Architecture
The landmark hotel was designed by Belgian architect Ernest Jaspar. He introduced the local Heliopolis style of architecture, a synthesis of Persian, Moorish Revival, Islamic, and European Neoclassical architecture. It was built by the contracting firms Leon Rolin & Co. and Padova, Dentamaro & Ferro, the two largest civil contractors in Egypt then. Siemens & Schuepert of Berlin fitted the hotel's web of electric cables and installations. The utilities were to the most modern standards of their day. The hotel operations were under French administered management.
The Heliopolis architectural style, responsible for many wonderful original buildings in Heliopolis, was exceptionally expressed in the Heliopolis Palace Hotel's exterior and interior design. The hotel had 400 rooms, including 55 private apartments. Beyond the Moorish Revival reception hall two public rooms were lavishly decorated in the Louis XIV and the Louis XV styles. Beyond those was the Central Hall, the primary public dining space with a classic symmetrical and elegant beauty.
The Central Hall's dome, awe inspiring to guests, measured 55 m from floor to ceiling. The 589 m2 hall's architectural interior was designed by Alexander Marcel of the French Institute, and decorated by Georges-Louis Claude. Twenty-two Italian marble columns circled the parquet floor up to the elaborate ceilings. The hall was carpeted with fine Persian carpets and had large mirrored wall panels and a substantial marble fireplace. To one side of the Central Hal was the Grillroom seating 150 guests, and to the other was the billiards hall, with two full-sized British Thurston billiard tables and a 'priceless' French one. The private banquet halls were quite large and elaborate.[12]
The mahogany furniture was ordered from Maple's of London.
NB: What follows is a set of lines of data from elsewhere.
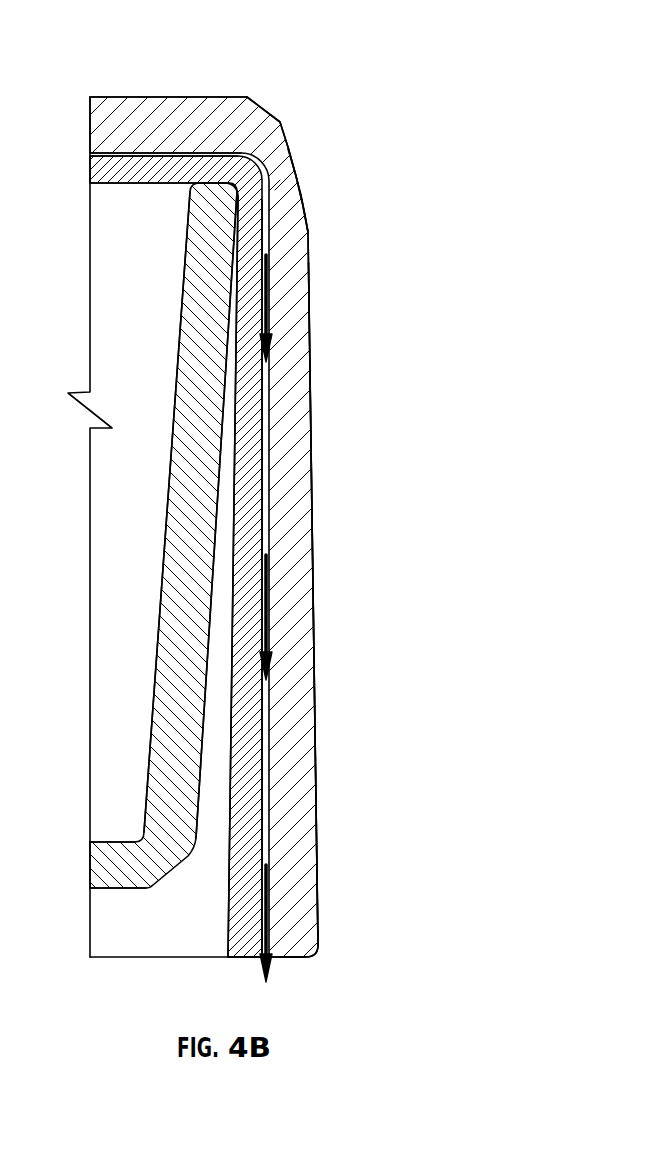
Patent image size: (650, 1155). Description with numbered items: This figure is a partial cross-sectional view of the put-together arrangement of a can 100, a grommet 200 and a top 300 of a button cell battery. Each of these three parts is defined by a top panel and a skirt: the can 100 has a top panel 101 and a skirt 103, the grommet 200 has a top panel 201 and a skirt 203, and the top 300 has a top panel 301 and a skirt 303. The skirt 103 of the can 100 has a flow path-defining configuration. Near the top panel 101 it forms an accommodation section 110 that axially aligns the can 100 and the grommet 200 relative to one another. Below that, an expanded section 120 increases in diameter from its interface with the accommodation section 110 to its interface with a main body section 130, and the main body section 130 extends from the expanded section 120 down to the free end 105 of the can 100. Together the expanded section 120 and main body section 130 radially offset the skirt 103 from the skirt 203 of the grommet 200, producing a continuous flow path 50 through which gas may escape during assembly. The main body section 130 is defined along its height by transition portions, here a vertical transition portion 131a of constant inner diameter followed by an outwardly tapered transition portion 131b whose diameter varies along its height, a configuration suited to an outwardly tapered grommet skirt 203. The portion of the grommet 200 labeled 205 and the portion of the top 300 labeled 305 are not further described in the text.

The can 100 is at (297, 78).
The top panel 101 is at (143, 107).
The skirt 103 is at (283, 177).
The free end 105 is at (300, 947).
The accommodation section 110 is at (337, 148).
The expanded section 120 is at (337, 197).
The main body section 130 is at (403, 265).
The vertical transition portion 131a is at (337, 265).
The outwardly tapered transition portion 131b is at (337, 547).
The flow path 50 is at (265, 313).
The grommet 200 is at (78, 198).
The top panel 201 is at (97, 170).
The skirt 203 is at (230, 660).
The liner bottom end 205 is at (240, 957).
The top 300 is at (75, 845).
The top panel 301 is at (115, 880).
The skirt 303 is at (178, 402).
The insert top 305 is at (208, 204).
Damascus-made 'East Orient style' lamps, lanterns, and chandeliers hung throughout, suspended like stalactite pendants. The upper gallery contained oak-paneled reading and card rooms furnished by Krieger of Paris. The basement and staff areas were so large that a narrow gauge railway was installed running the length of the hotel, passing by offices, kitchens, pantries, refrigerators, storerooms and the staff mess.[13]